The aim is a Granulator plugin which takes in the input from the DAW and plays back the granulated audio, along with some synths.
The way this will work is by having a delay line into which the new samples are written into, and from which the grains will be able to playback. The Plugin will also analyse the incoming signal and chop it in pieces to be frequency analysed and then play back a triangular wave at the base frequency.

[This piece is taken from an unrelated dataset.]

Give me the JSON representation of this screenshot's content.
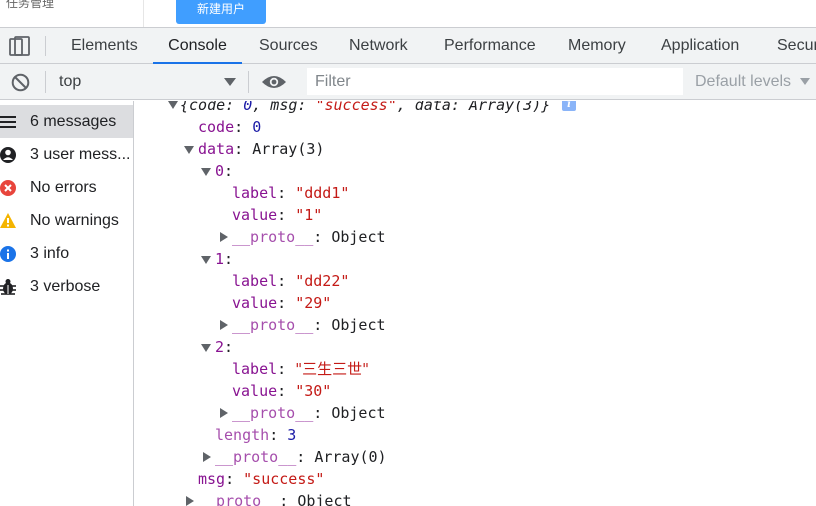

The user controllable parameters so far are:
- Bowl size: Delay line size
- Mama's Hands: grain randomiser gain
- Parsley shape: envelope pattern
- Parsley chop: grain size
- Parsley Amount: Volume of Grains
- Onion: Number and phase of grains.
- Bourghol: Chance of omitted grains.
- Spices: Panning randomness.
- Tomato Amount: Volume of synths
- Tomato Colour: Oscillator type
- Tomato shape: Synth envelope
- Tomato Ripeness: Tolerance level on FFTSynths
- Mint: Tuning Accuracy to 12 tone.
- Lemon: High pass filter on grains
- Oil: Reverb
- FreqA: Tuning parameter for synths.
I remember hearing of the Milk Box Compressor guitar pedal, and I really liked the concept. The concept of granulation was fresh in my mind too at the time, having tried out and really liked the plugin 'Emergence' by Daniel Gergely. I realised then the potential for granulation, and wanted to take it a step in a different direction: adding synths. I know that the synths in the tabbouleh plugin are as basic as they get (Triangle wave + triangle envelope), but it is a concept I plan on expanding on over time. The infrastructure is laid out in such a way that more information than just pitch and a crude volume can be extracted from the grains running into the FFTSynths, and they can all be mapped to many more parameters, such as FM synthesis to say the least.
When running in the Plugin Host, changing the sampleRate results in a tuning error. That is because the prepare to play is not run at the start when changing the sample rate in that software.
Changing the Onion Parameter in real time causes clicks.